Con questo  articolo non si vuole entrare nel merito degli stessi. Come Ficiesse abbiamo più volte e in varie sedi espresso le nostre valutazioni relativamente ai propositi di riforma delle Rappresentanze militari e, relativamente alla Guardia di finanza, abbiamo proposto in quale contesto istituzionale andrebbe inserito questo Corpo di Polizia per sviluppare in pieno le potenzialità dello stesso.

Vorremmo, invece, evidenziare lo spirito del nostro tempo con il quale si attua l’attività politico – parlamentare e, quindi, anche quella che dovrebbe riformare in senso progressivo il comparto delle Forze Armate e dei Corpi di Polizia a ordinamento militare.

Ci riferiamo all’atteggiamento  complessivo, salvo qualche rara eccezione di qualche parlamentare, da parte  delle forze politiche che si caratterizza da una scarsa o assente capacità di tematizzare l’argomento che pure è di fondamentale importanza per l’assetto democratico del nostro Paese.

Riconoscere diritti sindacali o quanto meno associativi ai cittadini in divisa non costituisce solo un soddisfacimento delle legittime richieste di quest’ultimi, ma dovrebbe rappresentare una insopprimibile esigenza di tutti quelli che credono nella democrazia che, a detta di tutti, è in affanno.

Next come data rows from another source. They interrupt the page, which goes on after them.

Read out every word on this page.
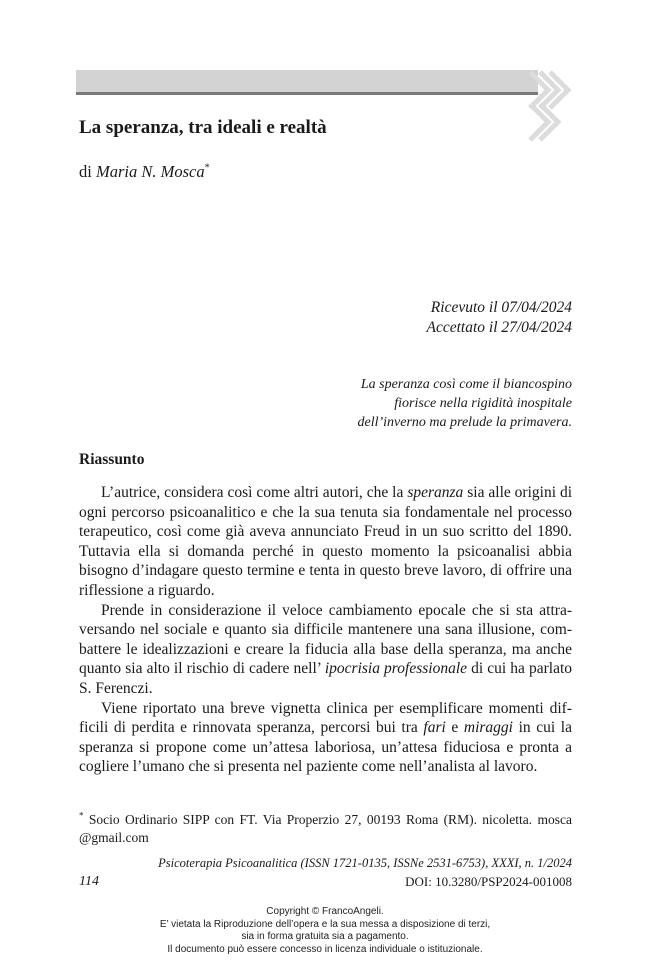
La speranza, tra ideali e realtà
di Maria N. Mosca*
Ricevuto il 07/04/2024
Accettato il 27/04/2024
La speranza così come il biancospino
fiorisce nella rigidità inospitale
dell’inverno ma prelude la primavera.
Riassunto

L’autrice, considera così come altri autori, che la speranza sia alle origini di ogni percorso psicoanalitico e che la sua tenuta sia fondamentale nel processo terapeutico, così come già aveva annunciato Freud in un suo scritto del 1890. Tuttavia ella si domanda perché in questo momento la psicoanalisi abbia bisogno d’indagare questo termine e tenta in questo breve lavoro, di offrire una riflessione a riguardo.

Prende in considerazione il veloce cambiamento epocale che si sta attraversando nel sociale e quanto sia difficile mantenere una sana illusione, combattere le idealizzazioni e creare la fiducia alla base della speranza, ma anche quanto sia alto il rischio di cadere nell’ ipocrisia professionale di cui ha parlato S. Ferenczi.

Viene riportato una breve vignetta clinica per esemplificare momenti difficili di perdita e rinnovata speranza, percorsi bui tra fari e miraggi in cui la speranza si propone come un’attesa laboriosa, un’attesa fiduciosa e pronta a cogliere l’umano che si presenta nel paziente come nell’analista al lavoro.

* Socio Ordinario SIPP con FT. Via Properzio 27, 00193 Roma (RM). nicoletta. mosca @gmail.com
Psicoterapia Psicoanalitica (ISSN 1721-0135, ISSNe 2531-6753), XXXI, n. 1/2024
114	DOI: 10.3280/PSP2024-001008
Copyright © FrancoAngeli.
E’ vietata la Riproduzione dell’opera e la sua messa a disposizione di terzi,
sia in forma gratuita sia a pagamento.
Il documento può essere concesso in licenza individuale o istituzionale.
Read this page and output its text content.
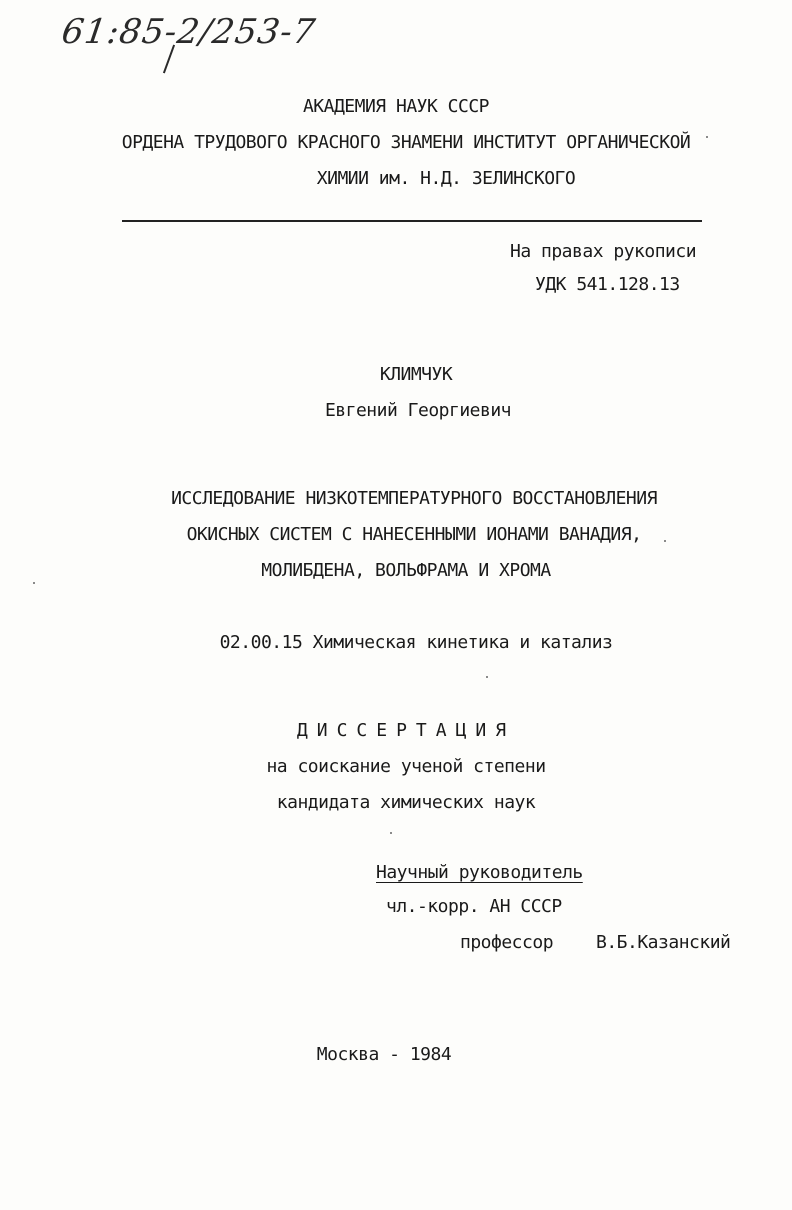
61:85-2/253-7
АКАДЕМИЯ НАУК СССР
ОРДЕНА ТРУДОВОГО КРАСНОГО ЗНАМЕНИ ИНСТИТУТ ОРГАНИЧЕСКОЙ
ХИМИИ им. Н.Д. ЗЕЛИНСКОГО
На правах рукописи
УДК 541.128.13
КЛИМЧУК
Евгений Георгиевич
ИССЛЕДОВАНИЕ НИЗКОТЕМПЕРАТУРНОГО ВОССТАНОВЛЕНИЯ
ОКИСНЫХ СИСТЕМ С НАНЕСЕННЫМИ ИОНАМИ ВАНАДИЯ,
МОЛИБДЕНА, ВОЛЬФРАМА И ХРОМА
02.00.15 Химическая кинетика и катализ
ДИССЕРТАЦИЯ
на соискание ученой степени
кандидата химических наук
Научный руководитель
чл.-корр. АН СССР
профессор В.Б.Казанский
Москва - 1984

La crisi della democrazia che stiamo vivendo, se non vogliamo che degeneri in un totale trionfo dell’antipolitica (tra l’altro richiamata nel discorso di fine anno dal Presidente della Repubblica), può e deve essere affrontata aumentando le occasioni di partecipazione civile sia come singoli sia come organismi collettivi e, pertanto, quale migliore occasione individuare dei percorsi e dei luoghi istituzionalmente disciplinati per  stimolare al concorso della gestione della cosa pubblica le centinaia di migliaia di  militari. Questo tipo di operazione rientrerebbe a pieno titolo in una idea di democrazia inclusiva nella quale e per la quale il maggior numero possibile di cittadini si attivano con le loro idee e le loro proposte per migliorare l’assetto della società nel suo complesso.

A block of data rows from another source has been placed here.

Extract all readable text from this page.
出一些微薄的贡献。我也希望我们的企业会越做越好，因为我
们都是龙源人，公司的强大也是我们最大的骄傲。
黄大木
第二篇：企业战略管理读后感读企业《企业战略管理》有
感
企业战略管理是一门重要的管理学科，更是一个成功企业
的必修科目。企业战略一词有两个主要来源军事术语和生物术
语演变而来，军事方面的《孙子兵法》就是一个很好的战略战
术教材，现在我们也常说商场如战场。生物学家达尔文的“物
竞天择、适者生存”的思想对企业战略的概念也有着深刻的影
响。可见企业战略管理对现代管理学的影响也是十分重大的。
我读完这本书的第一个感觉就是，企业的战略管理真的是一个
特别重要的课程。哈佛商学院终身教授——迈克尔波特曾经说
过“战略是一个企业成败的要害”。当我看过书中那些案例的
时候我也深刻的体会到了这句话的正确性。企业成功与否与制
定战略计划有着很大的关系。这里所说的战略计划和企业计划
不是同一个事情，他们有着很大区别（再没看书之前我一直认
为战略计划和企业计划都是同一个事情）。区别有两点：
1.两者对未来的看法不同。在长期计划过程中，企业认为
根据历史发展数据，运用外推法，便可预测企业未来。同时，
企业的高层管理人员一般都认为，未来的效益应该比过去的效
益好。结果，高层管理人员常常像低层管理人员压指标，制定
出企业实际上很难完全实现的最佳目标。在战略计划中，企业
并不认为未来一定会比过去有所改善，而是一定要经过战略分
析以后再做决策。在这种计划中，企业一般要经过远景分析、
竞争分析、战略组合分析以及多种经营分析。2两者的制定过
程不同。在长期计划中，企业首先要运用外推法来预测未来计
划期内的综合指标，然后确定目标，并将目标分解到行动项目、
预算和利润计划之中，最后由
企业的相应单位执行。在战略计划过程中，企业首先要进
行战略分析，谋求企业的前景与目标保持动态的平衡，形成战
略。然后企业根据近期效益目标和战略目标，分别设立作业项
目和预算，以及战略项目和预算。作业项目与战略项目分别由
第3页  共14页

Lo spirito della riforma delle Rappresentanze dovrebbe incentrarsi non solo e non tanto su come garantire dei diritti a lavoratori che gli sono sempre stati negati, ma anche e soprattutto su come stimolare questi lavoratori a partecipare alla vita democratica del Paese. La democrazia di un Paese non è fatta solo di elezioni, di confronti parlamentari o quant’altro. Certo queste  cose sono  vitali, ma il tessuto democratico è rafforzato dalla possibilità da parte di tutti di contribuire in termini di idee e di partecipazione. Questo incentiva anche un processo di responsabilizzazione perché fa acquisire una visione d’insieme nella dialettica fra categorie di lavoratori.

La questione vera è come rendere possibile che anche le idee e le proposte dei militari rientrino a pieno titolo nel gioco democratico che, altrimenti, continuerebbe a essere monco, non inclusivo, appunto.

In fondo è interesse dello Stato democratico, nonché della società civile che il mondo militare sia coinvolto a pieno titolo nella democrazia (certo con dei limiti, attesi i particolari compiti istituzionali a cui i militari sono chiamati a svolgere).

Insomma, è interesse di tutti che anche i cittadini militari siano considerati non sono solo dei percettori di reddito, e che gli stessi non si sentano tali, ma delle persone che, oltre a onorare con “disciplina e onore” il loro lavoro, prendono parte alla democrazia del nostro Paese.